But now, all the flowers are blooming at once. In the meadow, the fields are carpeted with color: golden gaillardia, purple harebells, creamy angelica and wild parsley, lavender asters, white bistort, bushes of the yellow potentilla, wild pink roses, dark purple thistle and crimson penstemon—at least 50 different flowers.
So now my problem is being overwhelmed, wanting to sit down in the field and let the colors and smells wash over me. Either that or to become jaded, stop seeing it because it’s become so common. I think of the columbine growing in such profusion two weeks ago, and now it’s hard now to find even one; in my yard, there’s no evidence that it even existed.
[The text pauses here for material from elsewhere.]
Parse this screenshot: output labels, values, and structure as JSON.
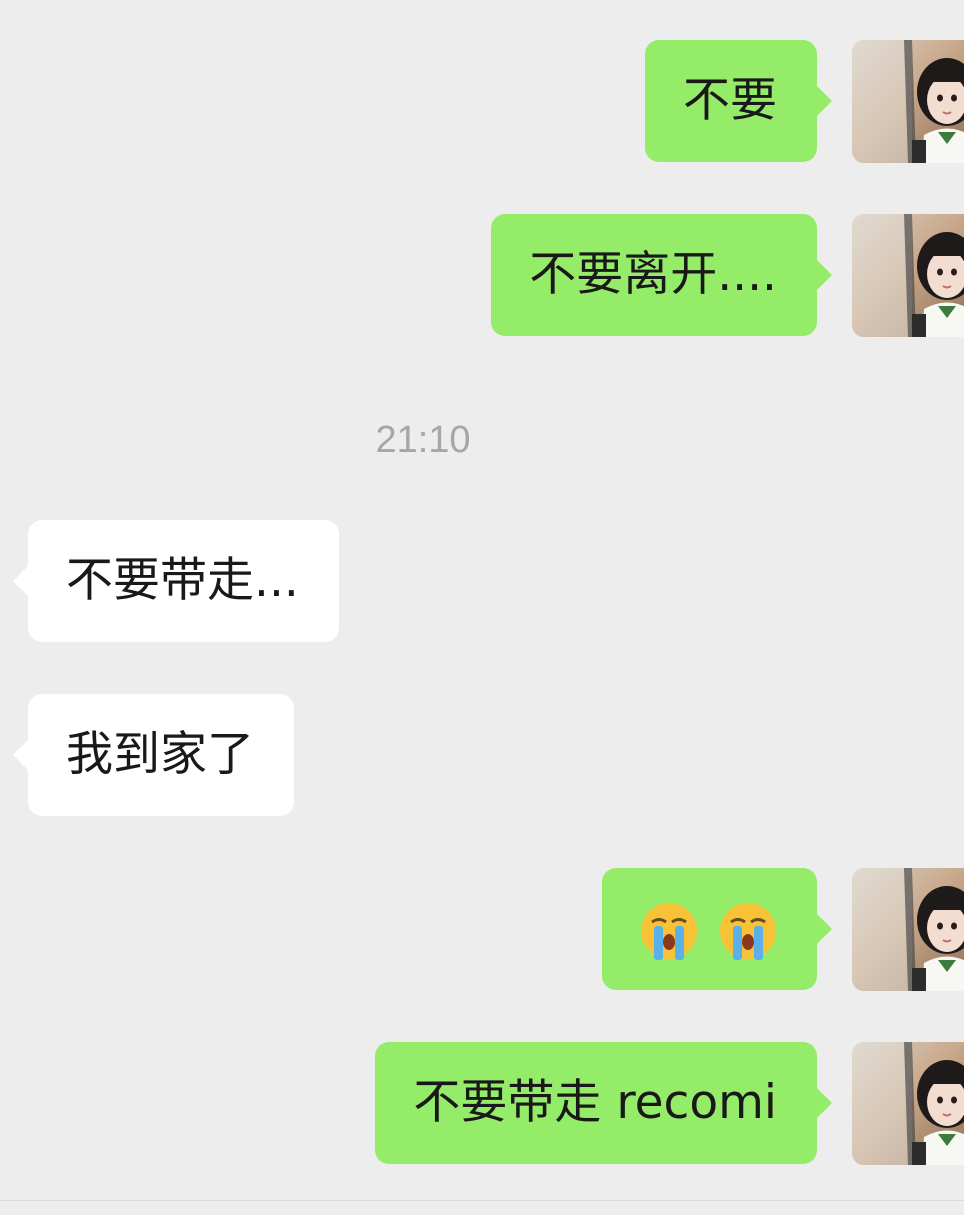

And the grasses are coming into their own now, too. Whole
hillside of one of my favorites: the needle and thread grass ( left), with silvery narrow threads
that catch the sunlight and light up the whole hillside. In the meadows are the
deeper greener grasses.
To see wildlife, all I need to do is sit at my cabin, and
they parade by the deck. Two deer, young with shiny new tawny coats, quivering,
listen for any sound (in this valley the deer are easily outnumbered by the
coyote) before something scares them, and they bound off; a young rabbit,
about half the size of a
grown one and too young to be wary of humans, sunbathes
on the rock in front of the deck; and a young ground squirrel snacks on grass
by the cement pavement by the water pump.
I spot something else in the grass, too long to be a ground squirrel or chipmunk, although the same golden fur, but with a long tail with a dark band toward the end: a short-tailed weasel (ermine), which I have never seen here before; it slithers low through the grass, checking chipmunk and ground squirrel holes in the ground and is out of sight before I know it.
There’s evidence of other animals. A drainpipe stashed
alongside the cabin has been pulled out and somehow mutilated: flattened on one
side and seemingly chewed or clawed on the other. My only conclusion is a bear
trying to reach a small animal that took shelter inside.
The next day it rained, both the animals and me taking shelter while the world turned a monochrome gray. It felt good.